Анфиса Гордеевна - [9]

Шрифт
Интервал

— Это у вас новая? — спросил Игнашенька.

— Да. У Большерецких кухарка померла. Её дочка… Пока до приюта.

— Что же она у господ не осталась?

— Они её к нам прислали. У них, видите, мало места. Целый дом пустой. Пришла голодная, холодная, в синяках.

— Барыня-то больше об это место, — вдруг указала девочка на затылок. — И за виски тоже… Сколько разов она меня розгами строжила. До сих пор видно… Вот издесь.

— За что же это она тебя?

— А чтоб ей на глаза не попадаться. Не любит она… В приюте, сказывают, кашу с постным маслом дают. Я постное масло страсть люблю… Здесь тоже кашу едят, — уж неведомо кому в пространство проговорила она, — и мясо, — не без некоторой задумчивости окончила девочка. — Издесь не дерутся, добрые…
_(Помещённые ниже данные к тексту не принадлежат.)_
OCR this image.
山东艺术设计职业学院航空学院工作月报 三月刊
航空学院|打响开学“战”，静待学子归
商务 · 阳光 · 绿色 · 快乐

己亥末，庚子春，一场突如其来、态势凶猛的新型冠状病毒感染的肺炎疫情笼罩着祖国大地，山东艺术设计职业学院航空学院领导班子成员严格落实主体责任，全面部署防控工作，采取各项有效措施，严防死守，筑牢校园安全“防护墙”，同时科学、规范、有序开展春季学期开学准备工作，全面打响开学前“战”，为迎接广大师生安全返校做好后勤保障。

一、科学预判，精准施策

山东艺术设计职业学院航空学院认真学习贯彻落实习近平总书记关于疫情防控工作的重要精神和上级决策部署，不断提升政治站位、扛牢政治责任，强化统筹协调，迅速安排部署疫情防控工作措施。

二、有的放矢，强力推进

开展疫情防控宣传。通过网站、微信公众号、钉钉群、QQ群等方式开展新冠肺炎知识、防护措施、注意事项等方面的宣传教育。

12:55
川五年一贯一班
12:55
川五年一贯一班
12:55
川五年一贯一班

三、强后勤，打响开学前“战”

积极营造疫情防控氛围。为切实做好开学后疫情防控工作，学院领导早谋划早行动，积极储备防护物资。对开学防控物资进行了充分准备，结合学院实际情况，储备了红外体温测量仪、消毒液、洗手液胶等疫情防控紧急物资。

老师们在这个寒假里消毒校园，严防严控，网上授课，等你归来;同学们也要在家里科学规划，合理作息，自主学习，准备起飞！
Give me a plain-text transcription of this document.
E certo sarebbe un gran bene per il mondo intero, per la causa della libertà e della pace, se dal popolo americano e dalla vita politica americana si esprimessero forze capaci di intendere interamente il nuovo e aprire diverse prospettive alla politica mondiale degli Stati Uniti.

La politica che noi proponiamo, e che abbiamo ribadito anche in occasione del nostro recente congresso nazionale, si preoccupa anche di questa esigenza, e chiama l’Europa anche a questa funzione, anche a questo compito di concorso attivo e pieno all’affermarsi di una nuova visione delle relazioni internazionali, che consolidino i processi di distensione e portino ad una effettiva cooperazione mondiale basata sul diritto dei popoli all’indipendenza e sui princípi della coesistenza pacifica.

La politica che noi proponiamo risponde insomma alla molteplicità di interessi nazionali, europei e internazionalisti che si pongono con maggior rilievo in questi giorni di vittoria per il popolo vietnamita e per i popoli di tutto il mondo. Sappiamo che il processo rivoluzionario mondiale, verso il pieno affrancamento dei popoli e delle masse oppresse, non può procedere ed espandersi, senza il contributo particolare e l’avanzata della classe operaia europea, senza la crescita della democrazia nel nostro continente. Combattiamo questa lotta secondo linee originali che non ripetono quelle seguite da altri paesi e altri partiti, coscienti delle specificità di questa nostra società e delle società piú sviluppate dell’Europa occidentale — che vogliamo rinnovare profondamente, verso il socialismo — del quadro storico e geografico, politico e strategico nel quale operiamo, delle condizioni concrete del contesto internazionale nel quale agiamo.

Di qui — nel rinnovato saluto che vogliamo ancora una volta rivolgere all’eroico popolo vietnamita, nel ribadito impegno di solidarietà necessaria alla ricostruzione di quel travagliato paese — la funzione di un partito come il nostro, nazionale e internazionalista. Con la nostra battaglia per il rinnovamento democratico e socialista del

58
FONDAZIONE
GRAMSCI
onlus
— Ну, что у вас в городе? — с любопытством спросила Шура у Игнашеньки.

— Ничего. Всё по-старому. Работаю.

— У купцов Нежилых какой бал был! Мы два платья поставили. Театры играют?

— Да.

— Ты-то видал, поди.

— Как же, меня возили.

— Хорошо играют? Геройское что или смешное?

— Отчего ты, Шура, никогда не пойдёшь?

— Я? — оторопела она. — Куда же я пойду такая? На меня на самоё как на театр смотреть станут. Нет, уж куда мне, отродясь не бывала. Слышала только. Сюда к нам ходит Павлуша. Знаешь — мещанин. Ну, когда пьян — представляет. Ведь, он прежде тоже на театре был. Сказывает, вот какими буквами на афише печатали с дозволения начальства… У нас теперь живёт Василиса… Без места она, так пока. Она прежде тоже служила у актёров. Они в красном трике сквозь обручи на лошадях прыгали. «Всё, — говорит, — у них тело так вывернуто, что „сама“ могла с ноги кушать. Возьмёт ногою хлеб и в рот себе»… Первое время страсть как пужалась… Василиса-то… а потом привыкла.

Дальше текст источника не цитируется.